When problems with an earlier proposal to stage the Olympics downtown along the lakefront put Chicago at a disadvantage with the United States Olympics Committee, Daley and the Chicago 2016 Committee focused the proposal on historic Washington Park Ð just blocks from the University, with boundaries between 51st Street to the north and 60th Street on the south, and Cottage Grove Avenue on the east and Dr. Martin Luther King Drive on the west. President Zimmer is a member of the Chicago 2016 steering committee, which consists of business, political and other civic leaders in the Chicago area.

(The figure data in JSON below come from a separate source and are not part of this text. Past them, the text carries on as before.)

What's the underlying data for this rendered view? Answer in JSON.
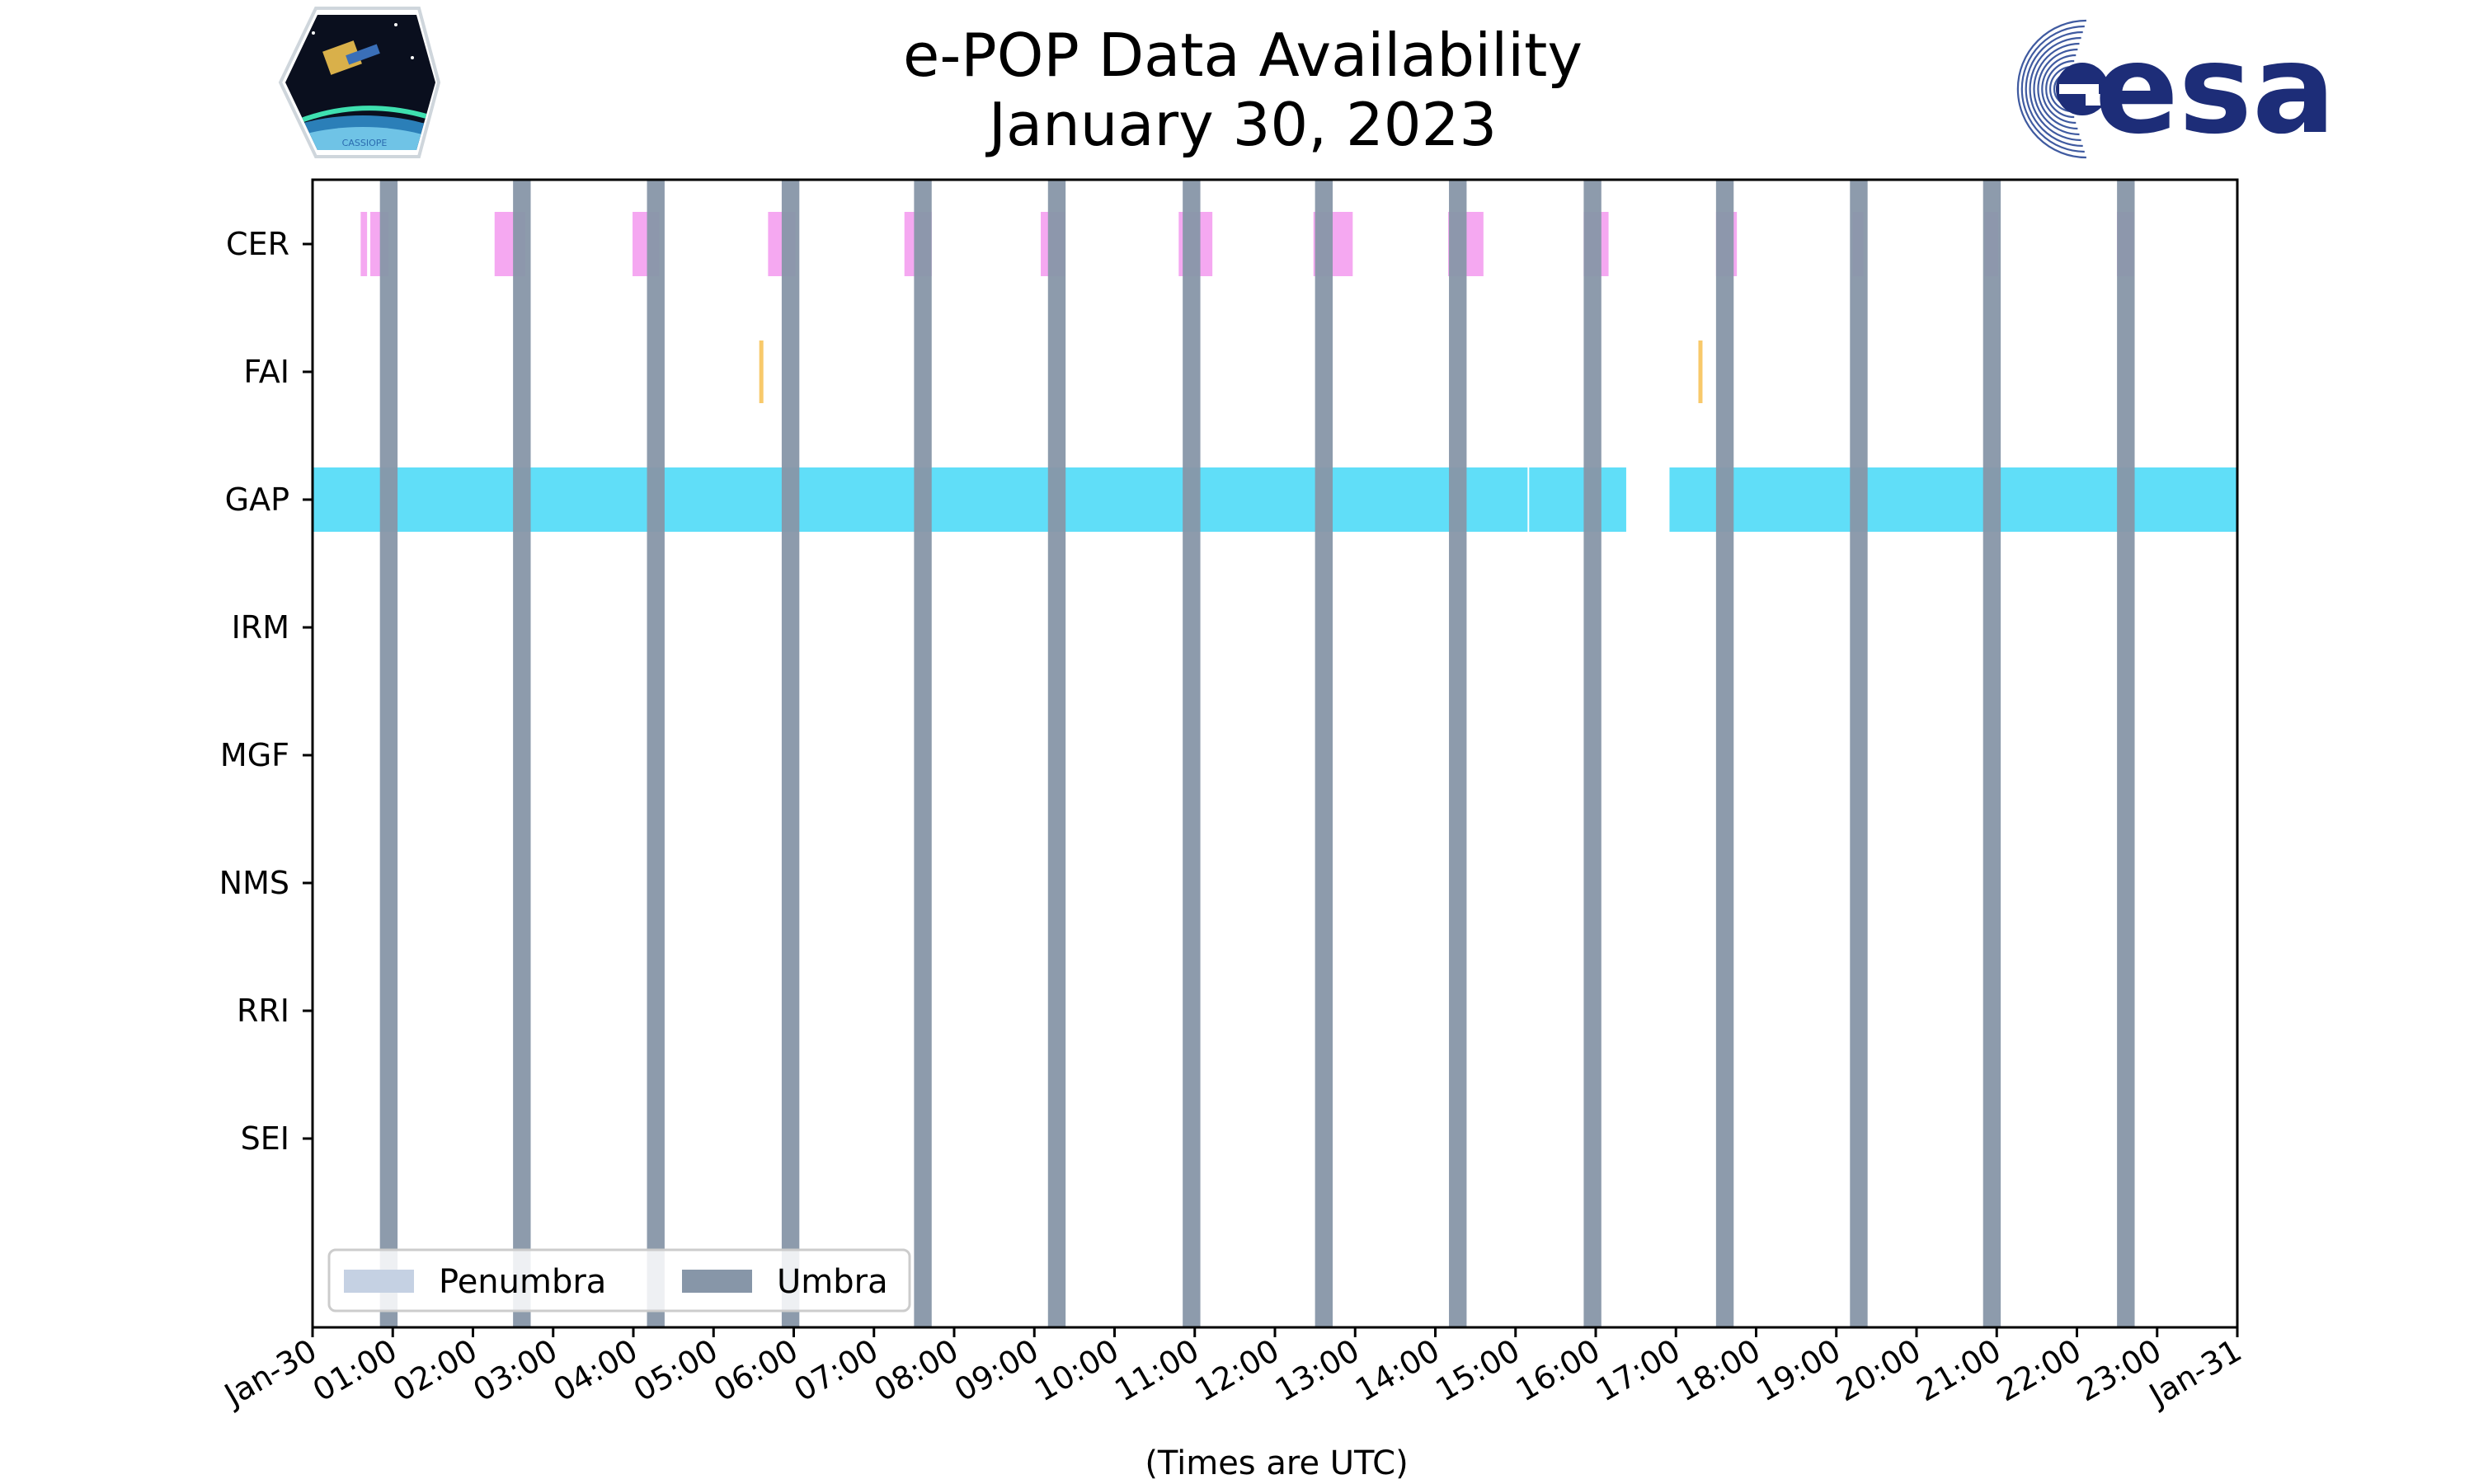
{
  "chart_data": {
    "type": "timeline",
    "title": "e-POP Data Availability",
    "subtitle": "January 30, 2023",
    "xlabel": "(Times are UTC)",
    "x_range_hours": [
      0,
      24
    ],
    "x_ticks": [
      "Jan-30",
      "01:00",
      "02:00",
      "03:00",
      "04:00",
      "05:00",
      "06:00",
      "07:00",
      "08:00",
      "09:00",
      "10:00",
      "11:00",
      "12:00",
      "13:00",
      "14:00",
      "15:00",
      "16:00",
      "17:00",
      "18:00",
      "19:00",
      "20:00",
      "21:00",
      "22:00",
      "23:00",
      "Jan-31"
    ],
    "instruments": [
      "CER",
      "FAI",
      "GAP",
      "IRM",
      "MGF",
      "NMS",
      "RRI",
      "SEI"
    ],
    "colors": {
      "CER": "#f49ff0",
      "FAI": "#f7c35a",
      "GAP": "#4fdaf7",
      "umbra": "#8796a8",
      "penumbra": "#c5d1e3",
      "axis": "#000000"
    },
    "data_intervals": {
      "CER": [
        [
          0.6,
          0.68
        ],
        [
          0.72,
          0.95
        ],
        [
          2.27,
          2.65
        ],
        [
          3.99,
          4.32
        ],
        [
          5.68,
          6.02
        ],
        [
          7.38,
          7.72
        ],
        [
          9.08,
          9.38
        ],
        [
          10.8,
          11.22
        ],
        [
          12.48,
          12.97
        ],
        [
          14.16,
          14.6
        ],
        [
          15.85,
          16.16
        ],
        [
          17.5,
          17.76
        ],
        [
          19.2,
          19.34
        ],
        [
          20.85,
          21.02
        ],
        [
          22.5,
          22.71
        ]
      ],
      "FAI": [
        [
          5.57,
          5.63
        ],
        [
          17.28,
          17.34
        ]
      ],
      "GAP": [
        [
          0.0,
          15.15
        ],
        [
          15.17,
          16.38
        ],
        [
          16.92,
          24.0
        ]
      ],
      "IRM": [],
      "MGF": [],
      "NMS": [],
      "RRI": [],
      "SEI": []
    },
    "umbra": [
      [
        0.84,
        1.06
      ],
      [
        2.5,
        2.72
      ],
      [
        4.17,
        4.39
      ],
      [
        5.85,
        6.07
      ],
      [
        7.5,
        7.72
      ],
      [
        9.17,
        9.39
      ],
      [
        10.85,
        11.07
      ],
      [
        12.5,
        12.72
      ],
      [
        14.17,
        14.39
      ],
      [
        15.85,
        16.07
      ],
      [
        17.5,
        17.72
      ],
      [
        19.17,
        19.39
      ],
      [
        20.83,
        21.05
      ],
      [
        22.5,
        22.72
      ]
    ],
    "penumbra": [],
    "legend": {
      "position": "lower-left",
      "entries": [
        {
          "key": "penumbra",
          "label": "Penumbra"
        },
        {
          "key": "umbra",
          "label": "Umbra"
        }
      ]
    },
    "logos": {
      "left": {
        "name": "cassiope-mission-logo",
        "text": "CASSIOPE"
      },
      "right": {
        "name": "esa-logo",
        "text": "esa"
      }
    }
  }
}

Daley and Patrick Ryan, chairman of the Chicago 2016 Committee, flanked by area aldermen and community leaders at a Wednesday, Sept. 20 news conference, mentioned the University as an institution that would be a “partner” in the process of staging a successful Olympic games. They also said the games could bring an economic and cultural bounty to the Washington Park neighborhood and surrounding areas. The park, designed by famed architect Frederick Law Olmsted and his partner Calvert Vaux, would be “restored to its original elegance,” Ryan said.
The park is home to many popular festivals, including the African Festival of the Arts, and is also home to the DuSable Museum of African-American History as well as what is often regarded as the city’s best-organized cricket league. Daley added that the games also would provide jobs, housing and other economic benefits for the community.
The revised plan, submitted to USOC officials on Friday, Sept. 22, calls for University athletic centers to be used as warm-up facilities for athletes. The plan also calls for Washington Park to be the site of the opening and closing ceremonies in a temporary, 95,000-seat stadium that would be downsized to 10,000 seats after the games, track and field events, open-air festivals and the Olympic Cauldron. Chicago is a finalist competing for the U.S. bid against San Francisco and Los Angeles, which held the games in 1932 and 1984.
“The indirect effects have the potential to be large and extraordinarily positive,” Webber said. “The fact that they would propose doing this in Washington Park is something that would not have even been considered 10 years ago.”
Webber said there was a time when 55th Street “seemed very far away from downtown.” But with development in the South Loop extending past Cermak Road, and revitalization in North Kenwood and other near-South and mid-South neighborhoods, the Olympic plan makes perfect sense, Webber said.
“It shows that there is a sense of great vibrancy on the South Side and that all of these factors were taken into consideration and symbolized by this announcement,” Webber said.
About the specific impact on the University Webber conceded, “logistically, we have a lot of work to do” but that the decade between now and 2016 offers some breathing room. “It’s in 2016 Ð fortunately we’ve got some time,” he said.